Eric Poitevin a souvent photographié des êtres ou des lieux en voie de disparition. Non par nostalgie ou par simple souci d'en garder une trace, mais parce qu'ils sont porteurs d'une charge de temps et d'expérience sur le point de se dissiper. Et c'est cette charge et l'imminence de sa disparition qui donnent à ses portraits d'anciens combattants, de vignerons d'Arbois, ou de dignitaires de la Curie romaine une telle concentration, à ses paysages de sous-bois et à ses papillons qui s'effritent une telle aura de mystère et de présence. Il ne s'agit pas chez lui d'une typologie ou d'un relevé de type sociologique. Ses photographies sont présentées en ensembles soigneusement construits. Ses images n'ont pas de temporalité définie "Il n'y a pas dans mon travail la possibilité de dire où se trouve la lumière ou le soleil quand je fais la photographie".

Elles ne cherchent pas à séduire, mais à nous confronter frontalement à une réalité sans artifice, au cœur su sujet. Travaillant à la chambre, ce qui l'oblige à prendre de la distance, privilégiant un cadrage frontal et serré qui l'aide à décontextualiser le réel, il construit mentalement une image qui "tiendra" par sa seule force plastique.

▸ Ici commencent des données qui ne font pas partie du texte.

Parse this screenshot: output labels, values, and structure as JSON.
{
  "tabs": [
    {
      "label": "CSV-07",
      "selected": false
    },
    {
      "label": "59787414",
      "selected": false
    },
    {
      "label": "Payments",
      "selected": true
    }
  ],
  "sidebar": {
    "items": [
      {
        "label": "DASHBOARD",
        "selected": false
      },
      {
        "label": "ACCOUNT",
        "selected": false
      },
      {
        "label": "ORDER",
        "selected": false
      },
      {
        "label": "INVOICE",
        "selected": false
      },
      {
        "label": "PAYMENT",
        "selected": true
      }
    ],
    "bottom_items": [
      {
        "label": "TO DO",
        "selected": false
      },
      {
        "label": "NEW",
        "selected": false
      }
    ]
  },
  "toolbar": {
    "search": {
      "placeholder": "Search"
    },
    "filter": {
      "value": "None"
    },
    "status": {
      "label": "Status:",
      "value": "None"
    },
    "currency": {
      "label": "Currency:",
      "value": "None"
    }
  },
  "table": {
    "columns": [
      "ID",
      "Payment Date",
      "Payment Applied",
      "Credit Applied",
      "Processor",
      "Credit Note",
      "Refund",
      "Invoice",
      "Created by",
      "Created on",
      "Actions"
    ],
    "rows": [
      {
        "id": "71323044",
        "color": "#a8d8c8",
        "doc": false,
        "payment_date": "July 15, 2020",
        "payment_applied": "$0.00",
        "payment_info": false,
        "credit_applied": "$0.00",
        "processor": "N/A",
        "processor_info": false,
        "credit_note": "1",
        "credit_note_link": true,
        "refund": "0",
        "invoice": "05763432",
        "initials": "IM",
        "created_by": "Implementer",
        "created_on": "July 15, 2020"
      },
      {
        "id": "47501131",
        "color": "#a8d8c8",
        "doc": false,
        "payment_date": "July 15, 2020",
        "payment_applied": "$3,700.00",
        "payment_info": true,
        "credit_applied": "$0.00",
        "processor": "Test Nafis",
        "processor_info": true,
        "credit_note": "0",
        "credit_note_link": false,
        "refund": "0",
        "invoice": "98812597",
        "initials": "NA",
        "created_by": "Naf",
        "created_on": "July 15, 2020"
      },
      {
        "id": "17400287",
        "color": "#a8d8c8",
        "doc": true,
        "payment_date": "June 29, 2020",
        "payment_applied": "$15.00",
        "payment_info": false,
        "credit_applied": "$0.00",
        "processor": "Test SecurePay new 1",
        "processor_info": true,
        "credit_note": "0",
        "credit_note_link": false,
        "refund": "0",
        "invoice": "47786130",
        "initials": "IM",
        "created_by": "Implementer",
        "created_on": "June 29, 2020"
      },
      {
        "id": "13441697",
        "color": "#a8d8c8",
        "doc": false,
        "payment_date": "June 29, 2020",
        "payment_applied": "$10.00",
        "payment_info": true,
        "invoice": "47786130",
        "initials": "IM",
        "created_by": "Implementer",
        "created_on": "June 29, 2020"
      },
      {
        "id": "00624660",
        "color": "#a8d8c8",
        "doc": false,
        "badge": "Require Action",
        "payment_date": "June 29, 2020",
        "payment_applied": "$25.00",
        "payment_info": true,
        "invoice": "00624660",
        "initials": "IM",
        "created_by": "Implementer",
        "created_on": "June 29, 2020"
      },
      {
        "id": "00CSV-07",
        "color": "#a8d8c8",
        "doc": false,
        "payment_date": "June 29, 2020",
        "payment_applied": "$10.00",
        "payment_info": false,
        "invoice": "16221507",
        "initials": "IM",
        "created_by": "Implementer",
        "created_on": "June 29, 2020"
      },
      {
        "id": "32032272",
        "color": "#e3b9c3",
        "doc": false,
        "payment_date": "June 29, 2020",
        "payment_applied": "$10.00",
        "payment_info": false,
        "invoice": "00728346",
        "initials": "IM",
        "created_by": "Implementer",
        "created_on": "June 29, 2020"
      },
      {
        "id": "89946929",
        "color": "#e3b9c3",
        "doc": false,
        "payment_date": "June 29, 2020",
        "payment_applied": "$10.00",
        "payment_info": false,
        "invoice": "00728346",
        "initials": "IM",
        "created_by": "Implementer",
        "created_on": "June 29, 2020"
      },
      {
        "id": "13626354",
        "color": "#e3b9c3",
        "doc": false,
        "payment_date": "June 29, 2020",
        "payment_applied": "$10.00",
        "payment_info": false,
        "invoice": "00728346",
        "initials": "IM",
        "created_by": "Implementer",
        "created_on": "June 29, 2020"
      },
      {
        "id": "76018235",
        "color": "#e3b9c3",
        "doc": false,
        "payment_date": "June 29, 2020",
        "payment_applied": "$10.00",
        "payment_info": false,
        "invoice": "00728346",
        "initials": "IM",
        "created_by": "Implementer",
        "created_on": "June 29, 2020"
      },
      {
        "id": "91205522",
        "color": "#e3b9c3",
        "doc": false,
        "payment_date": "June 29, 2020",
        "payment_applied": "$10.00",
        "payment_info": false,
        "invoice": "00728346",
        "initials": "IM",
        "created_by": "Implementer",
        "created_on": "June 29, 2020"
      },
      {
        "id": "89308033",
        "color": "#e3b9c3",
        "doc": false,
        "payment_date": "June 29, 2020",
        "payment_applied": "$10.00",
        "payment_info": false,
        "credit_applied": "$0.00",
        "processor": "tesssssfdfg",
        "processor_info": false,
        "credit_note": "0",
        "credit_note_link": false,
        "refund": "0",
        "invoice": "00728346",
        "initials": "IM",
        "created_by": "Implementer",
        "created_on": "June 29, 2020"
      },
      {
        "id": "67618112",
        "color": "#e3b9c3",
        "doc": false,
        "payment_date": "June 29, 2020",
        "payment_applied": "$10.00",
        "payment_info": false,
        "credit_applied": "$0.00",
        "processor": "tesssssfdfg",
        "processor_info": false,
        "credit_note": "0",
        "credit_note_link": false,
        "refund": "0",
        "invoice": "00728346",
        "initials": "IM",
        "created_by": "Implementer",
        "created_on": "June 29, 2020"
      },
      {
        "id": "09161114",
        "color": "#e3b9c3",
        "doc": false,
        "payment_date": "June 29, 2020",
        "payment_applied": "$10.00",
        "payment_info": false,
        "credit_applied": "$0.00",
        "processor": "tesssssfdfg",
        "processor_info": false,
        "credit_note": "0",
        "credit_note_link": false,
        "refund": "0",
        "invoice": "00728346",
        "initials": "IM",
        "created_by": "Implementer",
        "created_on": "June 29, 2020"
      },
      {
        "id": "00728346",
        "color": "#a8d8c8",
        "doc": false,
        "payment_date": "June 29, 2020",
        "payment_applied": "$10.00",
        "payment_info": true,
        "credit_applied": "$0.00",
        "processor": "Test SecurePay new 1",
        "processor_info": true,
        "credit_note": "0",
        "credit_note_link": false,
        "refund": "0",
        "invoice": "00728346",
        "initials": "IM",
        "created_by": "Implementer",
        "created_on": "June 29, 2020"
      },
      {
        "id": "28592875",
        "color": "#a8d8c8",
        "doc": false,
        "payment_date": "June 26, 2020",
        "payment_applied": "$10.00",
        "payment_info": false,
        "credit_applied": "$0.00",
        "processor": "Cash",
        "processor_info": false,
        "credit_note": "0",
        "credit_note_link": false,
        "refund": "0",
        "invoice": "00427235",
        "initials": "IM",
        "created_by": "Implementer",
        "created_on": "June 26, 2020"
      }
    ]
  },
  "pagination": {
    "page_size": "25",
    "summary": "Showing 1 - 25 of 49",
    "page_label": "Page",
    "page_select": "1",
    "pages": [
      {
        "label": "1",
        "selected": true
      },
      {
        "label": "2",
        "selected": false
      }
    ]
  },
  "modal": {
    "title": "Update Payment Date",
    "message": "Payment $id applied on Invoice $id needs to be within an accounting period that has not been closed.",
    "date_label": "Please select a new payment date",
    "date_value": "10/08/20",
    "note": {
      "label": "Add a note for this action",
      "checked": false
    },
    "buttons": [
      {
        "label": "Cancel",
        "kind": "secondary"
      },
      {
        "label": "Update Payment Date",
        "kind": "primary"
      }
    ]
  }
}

L’artiste a notamment exposé au Centre National de la Photographie (1998), au Musée de la photographie de Charleroi (2004), au Musée de la Chasse (2007, Paris), au Centre Pompidou Metz (2010), FRAC Auvergne (2014-15). Résidant à la villa Médicis en 2011-2012, il enseigne aux Beaux-Arts de Paris depuis 2008.

Cette image de crane juxtaposé à des jambes nous interpelle profondément car elle confronte de façon presque trop brutale, trop claire, la vie et la mort, et renverse notre perspective. Eric Poitevin désacralise la mort, en posant ce crâne à même le sol, qui apparaît comme un fruit mûr tombé d’un arbre. Les jambes, bien ancrées dans le sol, symbolisant la force de vie, sont comme les racines de cet arbre.
Par cette habileté à réunir dans une même image ce qui est antinomique : fixité et mouvement, légèreté et densité de la matière, «science fiction « et réel, devant ces images silencieuses, un dialogue particulier s’instaure avec celui qui les regarde.